Mantan Sekretaris Direktorat Jenderal Pajak, Achmad Sjarifuddin Alsah,
salah seorang yang dianggap ikut membidani modernisasi di Direktorat
Jenderal Pajak, pada Selasa (16/4), di Pengadilan Tindak Pidana
Korupsi, Jakarta, kembali menjalani sidang lanjutan. Kali ini
agendanya adalah mendengarkan pembelaan atau pledoi dari terdakwa atas
tuntutan jaksa penuntut umum dari Kejaksaan Agung.
Alsah memaparkan, dirinya telah berusaha menjaga integritas ketika
ikut terlibat dalam reformasi Direktorat Jenderal Pajak (DJP). Ia
menegaskan, dirinya sudah lama mengabdikan diri untuk Ditjen Pajak dan
menjadi salah satu orang yang ikut membidani kelahiran Direktorat
Jenderal Pajak yang modern berbasis teknologi informasi.
Sepanjang karirnya selama 37 tahun, telah mendapat apresiasi dari
menteri keuangan karena modernisasi berbasis teknologi informasi di
bidang perpajakan telah sukses dan bahkan mampu meningkatkan
pendapatan pajak tiap tahunnya. Sistem informasi yang turut ia bangun
masih berjalan hingga kini, namun tiba-tiba dipersoalkan oleh
Kejaksaan.
“Saya sebenarna sedang menikmati masa pensiun. Pada Maret 2012 saya
mulai pensiun, kemudian pada Mei 2012 tiba-tiba dipanggil kejaksaan,”

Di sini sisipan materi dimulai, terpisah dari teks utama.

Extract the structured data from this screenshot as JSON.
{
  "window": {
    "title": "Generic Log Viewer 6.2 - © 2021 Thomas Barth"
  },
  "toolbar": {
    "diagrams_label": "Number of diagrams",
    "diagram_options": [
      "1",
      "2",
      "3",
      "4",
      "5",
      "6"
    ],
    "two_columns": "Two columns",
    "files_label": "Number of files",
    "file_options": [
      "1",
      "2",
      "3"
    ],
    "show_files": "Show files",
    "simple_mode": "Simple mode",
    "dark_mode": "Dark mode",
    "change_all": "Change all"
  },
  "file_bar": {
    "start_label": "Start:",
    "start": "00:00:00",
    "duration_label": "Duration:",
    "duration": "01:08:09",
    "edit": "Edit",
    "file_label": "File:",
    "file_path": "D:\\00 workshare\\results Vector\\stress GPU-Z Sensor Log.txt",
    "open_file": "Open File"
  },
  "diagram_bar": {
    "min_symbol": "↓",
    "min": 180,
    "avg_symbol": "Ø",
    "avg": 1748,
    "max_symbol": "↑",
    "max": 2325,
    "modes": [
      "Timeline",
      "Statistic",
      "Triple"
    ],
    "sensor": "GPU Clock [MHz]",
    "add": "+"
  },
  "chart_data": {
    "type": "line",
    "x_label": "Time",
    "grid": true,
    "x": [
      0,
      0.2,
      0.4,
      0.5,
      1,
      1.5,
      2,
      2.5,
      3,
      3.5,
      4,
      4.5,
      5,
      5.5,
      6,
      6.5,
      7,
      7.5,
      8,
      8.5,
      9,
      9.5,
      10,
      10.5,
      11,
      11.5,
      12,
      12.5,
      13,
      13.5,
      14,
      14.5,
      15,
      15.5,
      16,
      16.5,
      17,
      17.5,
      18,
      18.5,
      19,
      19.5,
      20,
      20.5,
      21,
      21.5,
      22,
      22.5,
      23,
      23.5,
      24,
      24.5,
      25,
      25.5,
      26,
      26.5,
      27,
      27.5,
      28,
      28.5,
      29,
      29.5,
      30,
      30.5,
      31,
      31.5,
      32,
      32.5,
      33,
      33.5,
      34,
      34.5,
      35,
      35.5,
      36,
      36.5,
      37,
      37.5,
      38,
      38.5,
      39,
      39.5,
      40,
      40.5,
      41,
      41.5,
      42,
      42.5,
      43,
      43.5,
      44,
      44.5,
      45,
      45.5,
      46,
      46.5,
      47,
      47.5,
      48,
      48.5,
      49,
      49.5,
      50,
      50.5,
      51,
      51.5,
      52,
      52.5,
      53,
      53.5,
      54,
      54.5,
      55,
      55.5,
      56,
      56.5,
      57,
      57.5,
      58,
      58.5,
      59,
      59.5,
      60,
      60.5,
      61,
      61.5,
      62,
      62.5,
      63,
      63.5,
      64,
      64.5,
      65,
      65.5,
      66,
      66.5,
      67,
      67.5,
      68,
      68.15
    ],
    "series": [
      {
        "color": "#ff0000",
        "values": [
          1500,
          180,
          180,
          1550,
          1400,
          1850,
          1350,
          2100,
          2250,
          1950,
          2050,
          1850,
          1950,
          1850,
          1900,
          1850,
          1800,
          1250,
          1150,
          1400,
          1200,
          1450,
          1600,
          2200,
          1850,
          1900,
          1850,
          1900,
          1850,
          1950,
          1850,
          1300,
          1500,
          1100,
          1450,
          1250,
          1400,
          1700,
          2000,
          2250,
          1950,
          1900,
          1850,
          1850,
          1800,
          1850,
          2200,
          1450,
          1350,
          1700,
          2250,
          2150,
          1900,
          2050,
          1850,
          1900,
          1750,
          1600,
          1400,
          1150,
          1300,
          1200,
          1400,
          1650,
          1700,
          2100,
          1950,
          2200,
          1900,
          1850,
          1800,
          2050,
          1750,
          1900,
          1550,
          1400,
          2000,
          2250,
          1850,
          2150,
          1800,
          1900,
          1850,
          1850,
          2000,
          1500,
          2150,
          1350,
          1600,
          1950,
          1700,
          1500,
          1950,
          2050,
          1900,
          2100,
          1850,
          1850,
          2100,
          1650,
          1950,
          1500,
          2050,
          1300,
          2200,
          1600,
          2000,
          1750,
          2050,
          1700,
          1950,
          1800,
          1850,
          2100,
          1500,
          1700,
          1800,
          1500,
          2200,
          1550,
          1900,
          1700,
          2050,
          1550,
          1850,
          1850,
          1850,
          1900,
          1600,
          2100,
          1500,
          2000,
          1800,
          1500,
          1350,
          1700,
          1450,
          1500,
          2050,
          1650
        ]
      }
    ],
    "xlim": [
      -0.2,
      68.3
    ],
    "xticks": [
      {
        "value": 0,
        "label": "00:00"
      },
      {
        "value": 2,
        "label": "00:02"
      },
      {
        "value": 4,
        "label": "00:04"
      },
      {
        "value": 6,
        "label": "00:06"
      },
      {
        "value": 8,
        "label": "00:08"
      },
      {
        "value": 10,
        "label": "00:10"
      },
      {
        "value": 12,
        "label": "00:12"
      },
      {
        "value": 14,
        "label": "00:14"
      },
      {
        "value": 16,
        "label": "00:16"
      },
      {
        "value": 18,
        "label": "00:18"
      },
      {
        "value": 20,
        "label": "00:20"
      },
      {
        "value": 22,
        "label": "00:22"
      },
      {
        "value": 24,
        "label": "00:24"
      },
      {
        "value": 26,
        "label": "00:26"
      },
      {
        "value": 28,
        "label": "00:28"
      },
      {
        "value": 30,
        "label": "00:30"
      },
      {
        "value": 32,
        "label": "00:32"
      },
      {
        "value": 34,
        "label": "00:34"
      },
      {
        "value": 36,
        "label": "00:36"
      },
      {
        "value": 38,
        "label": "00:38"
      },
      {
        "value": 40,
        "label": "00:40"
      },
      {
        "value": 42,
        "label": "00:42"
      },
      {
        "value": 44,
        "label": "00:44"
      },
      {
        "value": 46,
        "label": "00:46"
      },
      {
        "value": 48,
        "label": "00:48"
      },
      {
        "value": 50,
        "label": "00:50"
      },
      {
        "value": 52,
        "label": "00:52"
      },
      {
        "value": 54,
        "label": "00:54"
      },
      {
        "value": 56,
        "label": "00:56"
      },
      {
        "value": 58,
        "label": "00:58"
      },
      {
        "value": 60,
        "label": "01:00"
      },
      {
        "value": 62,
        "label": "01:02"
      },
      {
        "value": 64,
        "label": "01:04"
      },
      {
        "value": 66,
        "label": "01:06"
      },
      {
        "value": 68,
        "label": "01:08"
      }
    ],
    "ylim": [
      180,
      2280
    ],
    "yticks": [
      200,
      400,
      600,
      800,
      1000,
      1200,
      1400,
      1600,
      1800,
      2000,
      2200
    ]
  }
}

kata Alsah. Alsah dipanggil untuk mempertanggungjawabkan soal
pengadaan sistem informasi di Ditjen Pajak pada tahun anggaran 2006
ketika saat itu menjabat Sekretaris Ditjen Pajak yang sekaligus
menjadi kuasa pengguna anggaran.
Pekan lalu, jaksa penuntut umum menuntut Alsah dengan pidana penjara
dua tahun enam bulan dan juga denda Rp 500 juta subsider kurungan
penjara enam bulan. Alsah dianggap melanggar Pasal 3 UU No 31 Tahun
1999 Tentang Pemberantasan Tindak Pidana Korupsi sebagaimana telah
diubah dengan UU No 20 Tahun 2001 sebagaimana dalam dakwaan subsider.
Proyek teknologi informasi yang nilainya Rp 35,8 miliar ini juga
menyeret terdakwa lain yang sudah divonis yaitu Ketua Panitia Lelang
Pengadaan, Bahar; Pejabat Pembuat Komitmen (PPK), Pulung Sukarno;
Direktur PT Berca Hardayaperkasa, Liem Wendra Halingkar; bekas
Direktur IT Ditjen Pajak, Riza Nurkarim; dan Direktur Government
Technical Support PT Berca Hardayaperkasa, Michael Surya Gunawan.
Menurut Alsah, seharusnya ia tak diminta bertanggung jawb dalam
pengadaan barang dan jasa tersebut. Ia telah barusaha menjaga
integritas ketika menjabat menjadi KPA. “Namun justru saya dianggap
tidak mencampuri dalam proses pengadaan barang dan jasa. Padahal KPA
tak punya wewenang atas pengadaan barang dan jasa,” kata Alsah.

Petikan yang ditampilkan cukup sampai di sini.